A Associação dos Membros dos
Tribunais de Contas do Brasil, o Instituto Rui Barbosa e o Comitê Técnico de
Educação – IRB, emitiram manifesto ‘Em
Defesa do Direito Fundamental à Educação e de suas Garantias Constitucionais’,
em que elencam dispositivos da Constituição Federal que consubstanciam a
educação como “patrimônio jurídico inalienável”. As instituições afirmam que
as garantias previstas na CF não podem ser suprimidas, nem minoradas.
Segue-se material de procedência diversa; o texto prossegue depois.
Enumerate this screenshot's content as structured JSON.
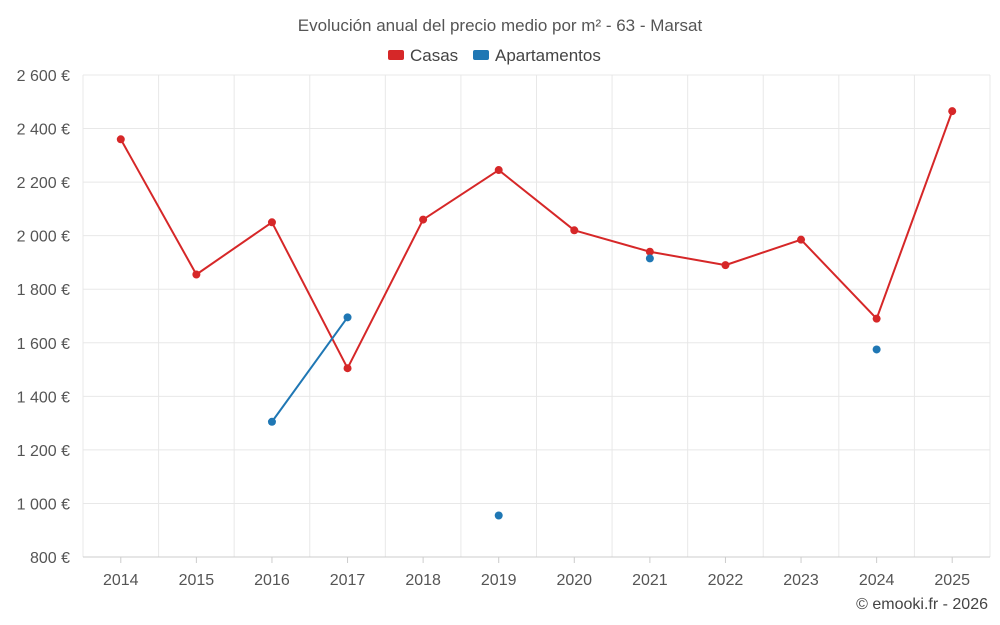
{
  "chart_data": {
    "type": "line",
    "title": "Evolución anual del precio medio por m² - 63 - Marsat",
    "categories": [
      "2014",
      "2015",
      "2016",
      "2017",
      "2018",
      "2019",
      "2020",
      "2021",
      "2022",
      "2023",
      "2024",
      "2025"
    ],
    "ylim": [
      800,
      2600
    ],
    "yticks": [
      800,
      1000,
      1200,
      1400,
      1600,
      1800,
      2000,
      2200,
      2400,
      2600
    ],
    "ytick_labels": [
      "800 €",
      "1 000 €",
      "1 200 €",
      "1 400 €",
      "1 600 €",
      "1 800 €",
      "2 000 €",
      "2 200 €",
      "2 400 €",
      "2 600 €"
    ],
    "legend_position": "top-center",
    "grid": true,
    "series": [
      {
        "name": "Casas",
        "color": "#d62728",
        "values": [
          2360,
          1855,
          2050,
          1505,
          2060,
          2245,
          2020,
          1940,
          1890,
          1985,
          1690,
          2465
        ]
      },
      {
        "name": "Apartamentos",
        "color": "#1f77b4",
        "values": [
          null,
          null,
          1305,
          1695,
          null,
          955,
          null,
          1915,
          null,
          null,
          1575,
          null
        ]
      }
    ]
  },
  "credit": "© emooki.fr - 2026"
}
Eventuais
alterações normativas, de acordo com o manifesto, haverão de se guiar por essas
balizas: “o Controle Externo brasileiro se manifesta pela interpretação
constitucional que assegure a máxima efetividade dos direitos fundamentais (em
especial a educação) e com as garantias que lhe amparam objetivamente o
exercício pleno”.
O documento faz referência
ao “legado civilizatório que prioriza a educação como trajetória de emancipação
humana e de desenvolvimento social e econômico” e registra o processo histórico
de que o dever de gasto mínimo educacional remonta à Constituição de 1934. As instituições signatárias
do manifesto concluem ressaltando o compromisso dos Tribunais de Contas do
Brasil com os direitos e garantias fundamentais, que são o “esteio do pacto
republicano a que se refere o art. 1º, III da Constituição, qual seja, a
dignidade da pessoa humana, finalidade última do Estado Democrático de
Direito”. Confira:
Em
defesa do direito fundamental à educação e de suas garantias constitucionais
Além da dimensão subjetiva
do cidadão que pode exigir plena e imediata eficácia do direito à educação, há
deveres estatais que lhe asseguram objetivo conteúdo operacional por meio,
sobretudo, do planejamento decenal, da repartição federativa de competências e
do financiamento vinculado. Em reforço do direito à
educação como patrimônio jurídico inalienável dos brasileiros, com base nos
arts. 60, § 4o, IV, 205 e 208, § 1o da Constituição de 1988, a dimensão
objetiva se faz presente em garantias de concretização por meio de políticas
públicas coordenadas na forma do plano nacional a que se refere o art. 214 da
Lei Maior.
Nesse sentido, a Associação
dos Membros dos Tribunais de Contas do Brasil – Atricon e o Instituo Rui
Barbosa – IRB vêm a público afirmar a natureza jurídica de garantia fundamental
e o seu compromisso com a efetivação dos seguintes dispositivos
constitucionais:
1) princípios que fixam o
conteúdo material da atividade do ensino, arrolados pelo art. 206, como, por
exemplo, acesso e permanência na escola, liberdade de aprender e ensinar,
pluralismo de ideias e concepções pedagógicas, gratuidade do ensino público em
estabelecimentos oficiais, valorização dos profissionais da educação escolar,
gestão democrática do ensino público, padrão mínimo de qualidade nacional e
piso salarial profissional nacional para os profissionais da educação pública;
2) autonomia universitária
(art. 207);
3) dever estatal de oferta
de educação básica obrigatória dos 4 (quatro) aos 17 (dezessete) anos de idade
(incluída, portanto, a pré-escola), sob pena de responsabilidade da autoridade
competente (art. 208, I e § 2o), sem prejuízo das garantias de atendimento
educacional especializado às pessoas com necessidades especiais; ensino
infantil em creches para as crianças de 0 (zero) a 3 (três) anos de idade;
oferta de ensino noturno regular e atendimento suplementar ao educando por meio
de transporte, alimentação e material didático-escolar;
4) base nacional curricular
comum (art. 210);
5) responsabilidade
solidária no arranjo federativamente colaborativo do ensino (art. 30, VI e art.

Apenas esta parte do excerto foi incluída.